- Born: Michael Andrew Dopita 28 October 1946 Kraslice, Czechoslovakia
- Died: 22 December 2018 (aged 72) Canberra, Australian Capital Territory, Australia
- Occupation: Astronomer

= Michael Dopita =

Australian astronomer

Michael Andrew "Mike" Dopita (28 October 1946 - 22 December 2018) was an Australian astronomer.

== Education and career ==
Dopita studied physics at Wadham College, Oxford. He worked at the Australian National University from 1975, most recently as Professor Emeritus at the Research School of Astronomy and Astrophysics. He served as Treasurer of the Australian Academy of Science from 2008 and was a member of its Council from 2004 to 2008. He was president, Division VI, International Astronomical Union, from 1994 to 1997 and was a council member of the Astronomical Society of Australia between 1993 and 1996. He was an Inaugural Federation Fellow of the Australian Research Council, 2001.

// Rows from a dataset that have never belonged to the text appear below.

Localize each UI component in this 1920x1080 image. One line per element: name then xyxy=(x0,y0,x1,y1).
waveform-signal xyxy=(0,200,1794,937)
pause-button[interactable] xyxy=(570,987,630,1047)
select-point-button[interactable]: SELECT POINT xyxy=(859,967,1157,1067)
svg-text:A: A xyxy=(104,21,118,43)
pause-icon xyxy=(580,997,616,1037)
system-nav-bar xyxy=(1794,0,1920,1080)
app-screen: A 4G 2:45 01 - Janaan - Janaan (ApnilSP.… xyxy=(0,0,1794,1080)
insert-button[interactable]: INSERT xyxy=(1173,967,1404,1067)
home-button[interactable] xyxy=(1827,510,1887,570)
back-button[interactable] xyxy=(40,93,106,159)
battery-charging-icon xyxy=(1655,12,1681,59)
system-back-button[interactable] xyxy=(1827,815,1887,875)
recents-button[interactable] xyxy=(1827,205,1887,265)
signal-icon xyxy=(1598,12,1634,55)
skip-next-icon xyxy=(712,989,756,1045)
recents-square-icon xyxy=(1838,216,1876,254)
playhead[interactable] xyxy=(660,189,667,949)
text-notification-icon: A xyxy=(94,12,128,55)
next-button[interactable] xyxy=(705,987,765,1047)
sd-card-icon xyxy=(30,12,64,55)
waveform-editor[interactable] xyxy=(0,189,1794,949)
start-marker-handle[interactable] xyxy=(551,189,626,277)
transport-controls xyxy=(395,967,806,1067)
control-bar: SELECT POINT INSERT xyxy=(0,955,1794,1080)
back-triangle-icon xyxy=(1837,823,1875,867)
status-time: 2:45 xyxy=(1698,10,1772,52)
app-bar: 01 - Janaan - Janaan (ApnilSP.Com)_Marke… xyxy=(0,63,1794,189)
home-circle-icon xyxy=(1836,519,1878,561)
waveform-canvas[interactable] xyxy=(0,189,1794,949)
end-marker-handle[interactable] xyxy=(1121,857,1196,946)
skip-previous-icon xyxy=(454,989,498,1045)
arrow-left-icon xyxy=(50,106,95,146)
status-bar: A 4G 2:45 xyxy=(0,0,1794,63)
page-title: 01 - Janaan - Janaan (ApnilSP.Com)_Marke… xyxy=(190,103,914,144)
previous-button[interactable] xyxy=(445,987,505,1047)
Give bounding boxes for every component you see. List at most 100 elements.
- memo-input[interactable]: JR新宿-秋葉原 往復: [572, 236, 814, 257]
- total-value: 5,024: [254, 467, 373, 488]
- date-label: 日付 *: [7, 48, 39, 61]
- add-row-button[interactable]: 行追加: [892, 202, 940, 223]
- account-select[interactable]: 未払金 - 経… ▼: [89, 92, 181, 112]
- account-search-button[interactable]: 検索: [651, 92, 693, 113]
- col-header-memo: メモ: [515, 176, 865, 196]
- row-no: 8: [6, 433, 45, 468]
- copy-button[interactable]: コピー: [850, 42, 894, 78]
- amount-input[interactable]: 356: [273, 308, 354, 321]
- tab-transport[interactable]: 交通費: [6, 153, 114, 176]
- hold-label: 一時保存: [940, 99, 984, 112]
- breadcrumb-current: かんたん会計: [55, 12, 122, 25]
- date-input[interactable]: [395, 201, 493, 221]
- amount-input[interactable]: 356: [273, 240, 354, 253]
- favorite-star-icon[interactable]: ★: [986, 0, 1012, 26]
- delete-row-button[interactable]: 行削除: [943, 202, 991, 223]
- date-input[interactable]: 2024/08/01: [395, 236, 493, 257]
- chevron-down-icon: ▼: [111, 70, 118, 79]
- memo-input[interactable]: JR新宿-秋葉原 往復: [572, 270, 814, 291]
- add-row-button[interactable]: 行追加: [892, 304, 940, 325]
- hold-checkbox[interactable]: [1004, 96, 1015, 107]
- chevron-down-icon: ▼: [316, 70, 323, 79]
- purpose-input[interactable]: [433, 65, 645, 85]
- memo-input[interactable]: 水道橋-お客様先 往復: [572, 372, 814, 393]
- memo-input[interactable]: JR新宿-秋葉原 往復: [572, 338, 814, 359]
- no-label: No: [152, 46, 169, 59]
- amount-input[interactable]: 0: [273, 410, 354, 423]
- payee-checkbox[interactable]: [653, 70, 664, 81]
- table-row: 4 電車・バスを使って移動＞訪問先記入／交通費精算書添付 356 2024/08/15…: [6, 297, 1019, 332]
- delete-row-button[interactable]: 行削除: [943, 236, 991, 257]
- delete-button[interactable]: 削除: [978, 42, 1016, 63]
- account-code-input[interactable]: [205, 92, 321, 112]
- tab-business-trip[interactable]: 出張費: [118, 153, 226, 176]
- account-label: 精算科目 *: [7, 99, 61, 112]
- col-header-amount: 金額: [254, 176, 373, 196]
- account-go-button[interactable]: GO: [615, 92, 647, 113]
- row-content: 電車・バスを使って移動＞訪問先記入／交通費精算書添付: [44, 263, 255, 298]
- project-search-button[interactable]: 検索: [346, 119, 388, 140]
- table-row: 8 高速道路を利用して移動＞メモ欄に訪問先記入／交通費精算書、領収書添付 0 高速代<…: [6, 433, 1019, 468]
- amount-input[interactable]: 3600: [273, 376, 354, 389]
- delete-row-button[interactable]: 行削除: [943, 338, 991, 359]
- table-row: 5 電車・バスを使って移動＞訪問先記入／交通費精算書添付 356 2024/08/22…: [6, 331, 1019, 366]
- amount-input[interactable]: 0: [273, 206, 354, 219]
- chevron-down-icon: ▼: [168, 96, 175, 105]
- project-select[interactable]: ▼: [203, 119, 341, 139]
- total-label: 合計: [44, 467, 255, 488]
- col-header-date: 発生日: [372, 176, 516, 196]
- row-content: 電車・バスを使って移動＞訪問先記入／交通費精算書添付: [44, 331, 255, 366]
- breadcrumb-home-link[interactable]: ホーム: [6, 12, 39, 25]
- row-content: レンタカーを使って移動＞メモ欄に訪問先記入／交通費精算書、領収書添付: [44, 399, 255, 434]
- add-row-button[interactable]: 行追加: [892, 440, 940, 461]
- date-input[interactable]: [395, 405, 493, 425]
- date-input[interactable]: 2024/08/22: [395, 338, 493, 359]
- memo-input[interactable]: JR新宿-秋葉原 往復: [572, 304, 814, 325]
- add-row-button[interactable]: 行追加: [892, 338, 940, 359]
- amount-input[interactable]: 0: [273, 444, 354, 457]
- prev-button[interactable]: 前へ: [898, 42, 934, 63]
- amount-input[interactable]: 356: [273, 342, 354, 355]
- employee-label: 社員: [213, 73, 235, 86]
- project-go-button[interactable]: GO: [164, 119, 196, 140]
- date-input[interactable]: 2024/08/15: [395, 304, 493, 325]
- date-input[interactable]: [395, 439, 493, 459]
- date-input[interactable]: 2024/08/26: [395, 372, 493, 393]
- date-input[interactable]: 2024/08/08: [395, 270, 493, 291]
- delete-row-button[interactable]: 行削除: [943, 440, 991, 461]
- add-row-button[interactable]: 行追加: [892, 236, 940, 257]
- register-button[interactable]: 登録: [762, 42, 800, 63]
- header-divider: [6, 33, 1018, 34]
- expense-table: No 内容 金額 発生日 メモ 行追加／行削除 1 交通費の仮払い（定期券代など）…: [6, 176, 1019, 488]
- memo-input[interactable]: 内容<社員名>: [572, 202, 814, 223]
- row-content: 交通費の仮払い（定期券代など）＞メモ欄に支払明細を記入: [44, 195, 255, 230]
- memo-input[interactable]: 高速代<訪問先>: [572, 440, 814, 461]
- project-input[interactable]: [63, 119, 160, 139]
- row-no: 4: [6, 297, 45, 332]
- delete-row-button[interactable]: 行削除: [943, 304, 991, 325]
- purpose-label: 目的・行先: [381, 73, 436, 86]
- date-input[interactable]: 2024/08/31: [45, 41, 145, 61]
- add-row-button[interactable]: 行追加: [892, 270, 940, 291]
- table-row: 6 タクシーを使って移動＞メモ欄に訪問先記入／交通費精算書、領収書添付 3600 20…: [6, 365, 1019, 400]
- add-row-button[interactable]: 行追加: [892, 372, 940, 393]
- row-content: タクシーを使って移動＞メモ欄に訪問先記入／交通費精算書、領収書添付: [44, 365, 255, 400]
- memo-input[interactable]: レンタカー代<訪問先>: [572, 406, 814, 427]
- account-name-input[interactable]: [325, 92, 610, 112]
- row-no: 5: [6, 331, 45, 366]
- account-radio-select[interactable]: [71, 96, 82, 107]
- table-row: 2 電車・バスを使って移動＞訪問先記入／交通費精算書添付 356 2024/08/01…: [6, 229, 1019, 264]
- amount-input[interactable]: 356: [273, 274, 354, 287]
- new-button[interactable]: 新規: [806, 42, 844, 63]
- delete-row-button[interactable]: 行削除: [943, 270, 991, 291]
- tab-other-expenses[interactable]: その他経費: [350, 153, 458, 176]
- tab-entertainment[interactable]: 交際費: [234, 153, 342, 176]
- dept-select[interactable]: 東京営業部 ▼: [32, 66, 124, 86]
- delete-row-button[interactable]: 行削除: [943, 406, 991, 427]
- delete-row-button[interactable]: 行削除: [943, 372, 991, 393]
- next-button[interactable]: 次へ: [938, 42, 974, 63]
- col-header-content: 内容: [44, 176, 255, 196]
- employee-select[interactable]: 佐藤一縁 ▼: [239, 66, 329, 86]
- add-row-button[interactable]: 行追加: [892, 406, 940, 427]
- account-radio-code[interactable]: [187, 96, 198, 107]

Until 2015 he was editor in chief of the scientific journal Astrophysics and Space Science and author with Dr Ralph Sutherland of Astrophysics of the Diffuse Universe.

Dopita published over 650 research papers in refereed scientific journals.

== Awards and recognition ==
Dopita was the 1983 winner of the Pawsey Medal. He was elected Fellow of the Australian Academy of Science in 1996. He was appointed a Member of the Order of Australia (AM) in the 2013 Australia Day Honours.